There was no specific reference by Judge Kraft to the problem of jurisdiction or lack of jurisdiction over the transferred defendants.

Thereafter in the Southern District of New York, the clerk of that court refused to issue new summonses to the transferred defendants for the reason that there were already returns of service of those summonses as to those defendants from the action in the Easter District Court of Philadelphia.

The individuals who had been transferred, three in number filed answers in New York and the matter continues as to them.

But the two corporate defendants select operating company and UBO, United Booking Office renewed their motions to dismiss and thereafter, Judge Palmieri in the Southern District granted their motions.
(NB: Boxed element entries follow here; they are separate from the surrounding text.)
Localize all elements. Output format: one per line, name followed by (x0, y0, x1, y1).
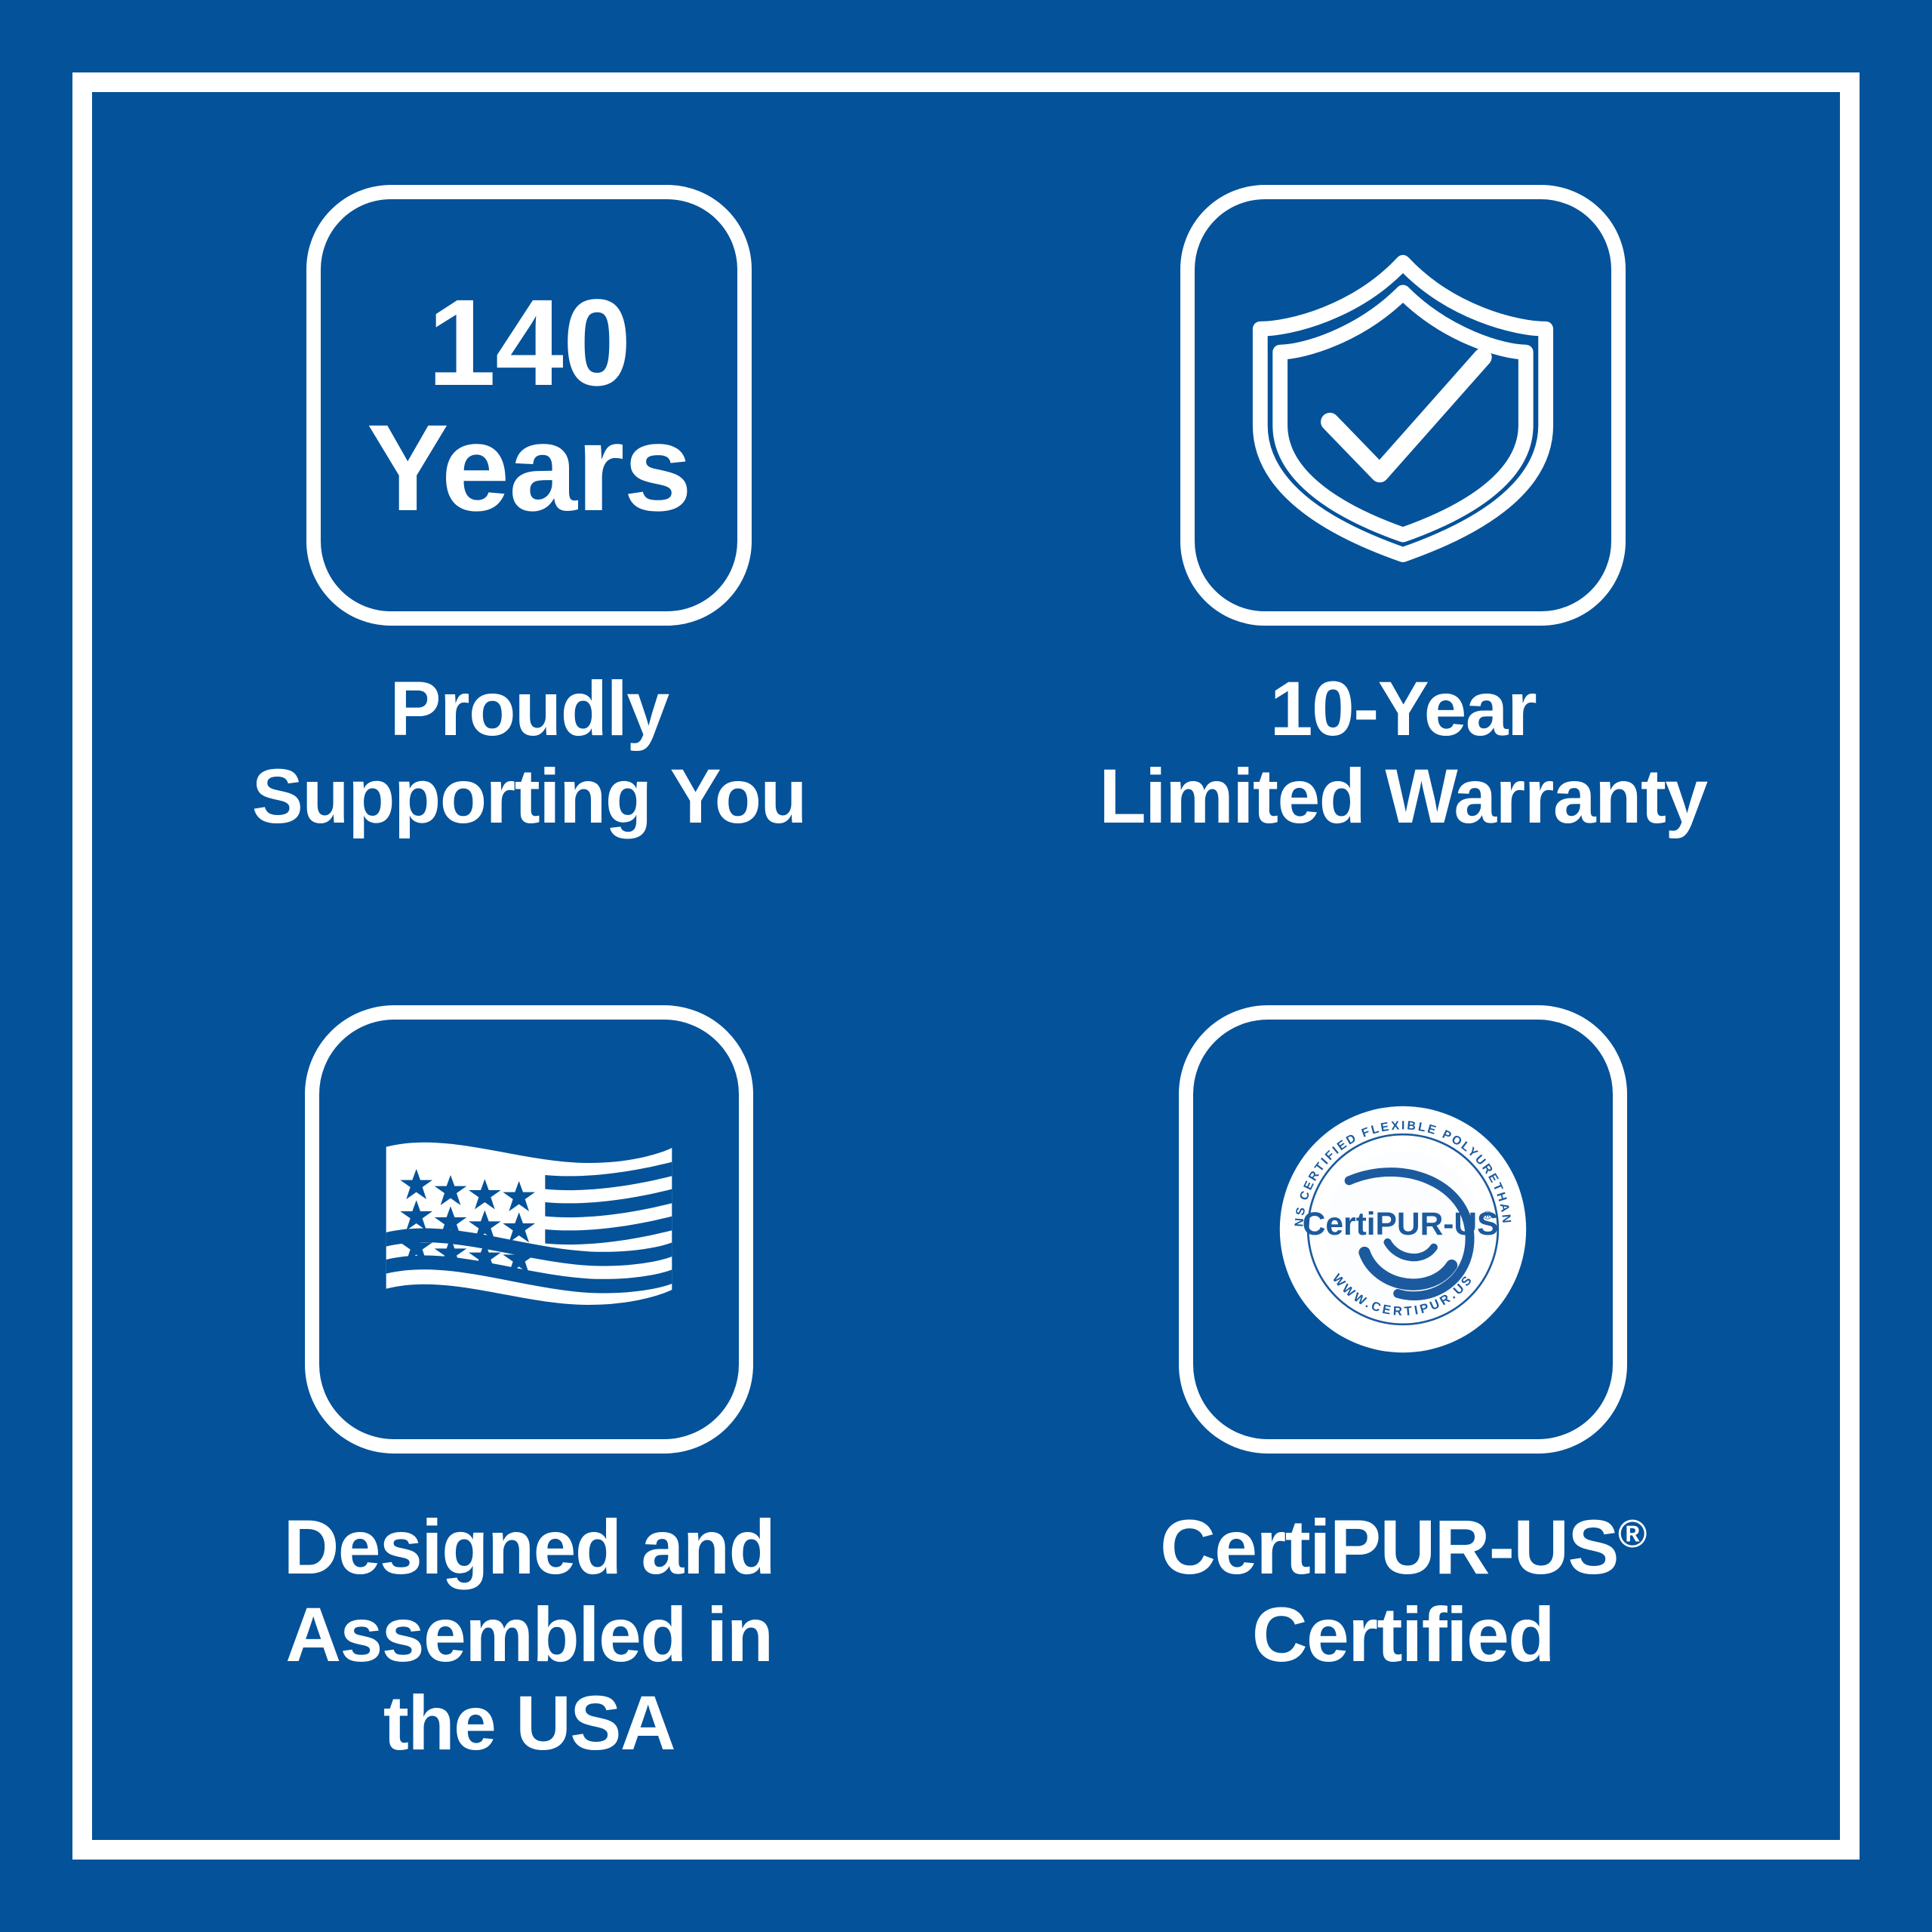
badge-poster: 140 Years Proudly Supporting You (0, 0, 1932, 1932)
years-tile: 140 Years (306, 185, 752, 626)
warranty-tile (1180, 185, 1626, 626)
certipur-wordmark: CertiPUR-US (1303, 1207, 1499, 1242)
certipur-caption-main: CertiPUR-US (1160, 1504, 1618, 1590)
badge-usa: Designed and Assembled in the USA (92, 966, 966, 1840)
badge-warranty-caption: 10-Year Limited Warranty (1099, 665, 1706, 841)
usa-tile (305, 1005, 753, 1454)
badge-certipur: CertiPUR-US ® CONTAINS CERTIFIED FLEXIBL… (966, 966, 1840, 1840)
usa-flag-icon (378, 1128, 680, 1331)
certipur-wordmark-reg: ® (1484, 1209, 1493, 1222)
shield-check-icon (1237, 239, 1569, 571)
badge-years-caption: Proudly Supporting You (252, 665, 806, 841)
badge-grid: 140 Years Proudly Supporting You (92, 92, 1840, 1840)
badge-usa-caption: Designed and Assembled in the USA (284, 1503, 775, 1767)
badge-certipur-caption: CertiPUR-US® Certified (1160, 1503, 1646, 1679)
certipur-us-seal-icon: CertiPUR-US ® CONTAINS CERTIFIED FLEXIBL… (1275, 1101, 1531, 1358)
badge-years: 140 Years Proudly Supporting You (92, 92, 966, 966)
certipur-tile: CertiPUR-US ® CONTAINS CERTIFIED FLEXIBL… (1179, 1005, 1627, 1454)
registered-trademark-icon: ® (1618, 1512, 1646, 1556)
years-number: 140 (367, 280, 691, 405)
certipur-caption-sub: Certified (1252, 1592, 1554, 1678)
years-text-icon: 140 Years (367, 280, 691, 531)
years-word: Years (367, 405, 691, 531)
badge-warranty: 10-Year Limited Warranty (966, 92, 1840, 966)
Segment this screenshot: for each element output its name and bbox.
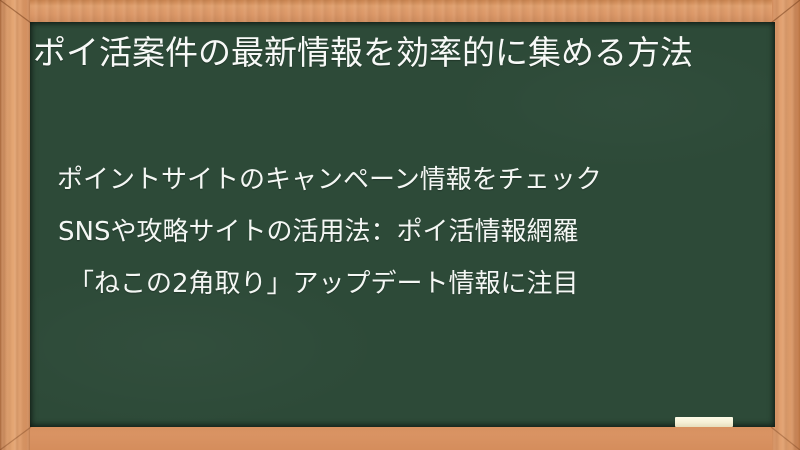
chalkboard-slide: ポイ活案件の最新情報を効率的に集める方法 ポイントサイトのキャンペーン情報をチェ… [0, 0, 800, 450]
chalk-stick-icon [675, 417, 733, 427]
frame-top-plank [0, 0, 800, 22]
list-item: ポイントサイトのキャンペーン情報をチェック [30, 154, 775, 206]
frame-right-plank [772, 0, 800, 450]
list-item: 「ねこの2角取り」アップデート情報に注目 [30, 258, 775, 310]
frame-bottom-plank [0, 427, 800, 450]
list-item: SNSや攻略サイトの活用法：ポイ活情報網羅 [30, 206, 775, 258]
blackboard-surface: ポイ活案件の最新情報を効率的に集める方法 ポイントサイトのキャンペーン情報をチェ… [30, 22, 775, 427]
topic-list: ポイントサイトのキャンペーン情報をチェック SNSや攻略サイトの活用法：ポイ活情… [30, 154, 775, 310]
page-title: ポイ活案件の最新情報を効率的に集める方法 [33, 31, 768, 75]
frame-left-plank [0, 0, 30, 450]
board-content: ポイ活案件の最新情報を効率的に集める方法 ポイントサイトのキャンペーン情報をチェ… [30, 22, 775, 427]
This was affirmed by the Court of Appeals for the Second Circuit.

John M. Harlan II:

But what about the defendant's time?

Edwin P. Rome:

Yes sir.

At the time of argument in the Easter District Court in Philadelphia sir, Mr. Heiman was still alive and there had been an effort made to serve him by leaving a copy of the summons at an office in Philadelphia.

Thereafter, he died and I must admit quite frankly sir, there was no attempt made to substitute his executors or trustees thereafter.

The fact is that insofar as Mr. Heiman or his estate is concern, we as petitioners here do not press any point with regard to the decision made below in -- in his case.